Recuerda que de momento no entendía el mensaje hasta que asimiló la frase, “Darlo todo, cuerpo y alma frente al toro; lo nuestro es oficiar, como el sacerdocio“. Y de ahí en adelante abrazó de lleno la carrera que lo llevara a España, confirmar en fecha de aniversario en la México, actuar ocho tardes en la Monumental de Las Ventas, dos de novillero y seis de matador, naturalmente con ceremonia de confirmación de alternativa.

El orgullo de la familia Arroyo se vistió esta tarde de charro, mentalizado en la plaza del folklor mexicano, en el camino del reencuentro con el capote, muleta y espada. Tres elementos que han cobrado vida al salir el buen toro de Chacho Vázquez.

Tersas Verónicas al recibo y tras producir dos tumbos al picador Jorge Morales, la sedosa capa de Garibay le acarició en el quite por Lances a pies juntos, ante la colaboración de los banderilleros Ángel Martín González y Juan Ramón Saldaña.

El pase de la Firma, Cambio de mano y el De pecho saludaron al tomar la muleta.

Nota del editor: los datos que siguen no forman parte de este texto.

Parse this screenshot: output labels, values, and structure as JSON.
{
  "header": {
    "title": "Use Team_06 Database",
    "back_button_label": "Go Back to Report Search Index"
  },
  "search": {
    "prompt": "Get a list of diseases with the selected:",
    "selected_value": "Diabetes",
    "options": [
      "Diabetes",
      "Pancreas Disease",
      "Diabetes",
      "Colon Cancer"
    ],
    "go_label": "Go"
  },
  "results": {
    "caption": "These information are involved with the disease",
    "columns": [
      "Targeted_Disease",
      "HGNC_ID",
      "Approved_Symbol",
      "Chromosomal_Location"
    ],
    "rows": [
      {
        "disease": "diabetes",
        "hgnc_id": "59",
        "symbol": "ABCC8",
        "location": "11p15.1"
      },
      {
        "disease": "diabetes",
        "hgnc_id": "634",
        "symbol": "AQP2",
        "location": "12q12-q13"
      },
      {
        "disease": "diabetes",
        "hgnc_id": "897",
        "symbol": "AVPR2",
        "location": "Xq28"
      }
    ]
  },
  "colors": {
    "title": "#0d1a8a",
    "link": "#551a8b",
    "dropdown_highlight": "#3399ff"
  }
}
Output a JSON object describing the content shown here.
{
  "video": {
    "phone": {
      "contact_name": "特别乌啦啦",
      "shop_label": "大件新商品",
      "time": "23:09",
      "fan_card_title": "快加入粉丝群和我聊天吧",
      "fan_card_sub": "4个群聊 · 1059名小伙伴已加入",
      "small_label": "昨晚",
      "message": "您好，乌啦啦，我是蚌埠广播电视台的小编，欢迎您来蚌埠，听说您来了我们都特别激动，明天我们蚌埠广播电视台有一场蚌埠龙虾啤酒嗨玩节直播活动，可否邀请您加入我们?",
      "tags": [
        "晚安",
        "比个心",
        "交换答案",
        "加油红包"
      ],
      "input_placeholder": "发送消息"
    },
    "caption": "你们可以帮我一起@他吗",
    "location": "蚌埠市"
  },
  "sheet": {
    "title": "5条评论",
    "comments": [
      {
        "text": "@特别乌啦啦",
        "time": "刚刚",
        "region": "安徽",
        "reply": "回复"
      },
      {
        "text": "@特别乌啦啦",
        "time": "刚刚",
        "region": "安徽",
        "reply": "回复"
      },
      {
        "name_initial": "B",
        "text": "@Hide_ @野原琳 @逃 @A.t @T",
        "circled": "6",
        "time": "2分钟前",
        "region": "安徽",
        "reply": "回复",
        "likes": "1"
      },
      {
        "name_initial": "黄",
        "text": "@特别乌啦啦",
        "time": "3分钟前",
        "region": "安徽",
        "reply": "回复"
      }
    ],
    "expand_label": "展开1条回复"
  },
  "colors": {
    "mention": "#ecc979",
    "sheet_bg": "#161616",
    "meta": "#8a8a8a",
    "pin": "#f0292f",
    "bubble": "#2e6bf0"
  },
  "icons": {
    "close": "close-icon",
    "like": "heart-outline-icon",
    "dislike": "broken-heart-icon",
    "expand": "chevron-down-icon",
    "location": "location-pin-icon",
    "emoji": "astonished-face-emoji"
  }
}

Y de ese pulso engarzó Ignacio ejecuciones largas probando por ambos lados, sin importar el fuerte compromiso que le espera en dos días más.

Si el reencuentro va envuelto en ilusión y la presencia de cuerpo está decidida, Vitolina y Dosantina ligadas dejaron igualado al toro, reventado de fulminante estocada.

Volver a la México tras cinco años de ausencia es como un sueño del que ya quisiera despertar. Lo importante es que con el toro de Chacho me he sentido muy a gusto y lo mejor, lo he matado muy bien; vaya que no andaba bien con la espada, pero esta culminación me da ilusión para el esperado reencuentro con la plaza México.”

Ignacio Garibay compartirá el cartel de la cuarta corrida de Gran Temporada con Alejandro Amaya y el español Daniel Luque ante seis de La Estancia.

Arroyo, España, Las Ventas, capa, muleta y estoque van en el cuerpo presente hacia la plaza México, el próximo domingo a las cuatro y media de la tarde.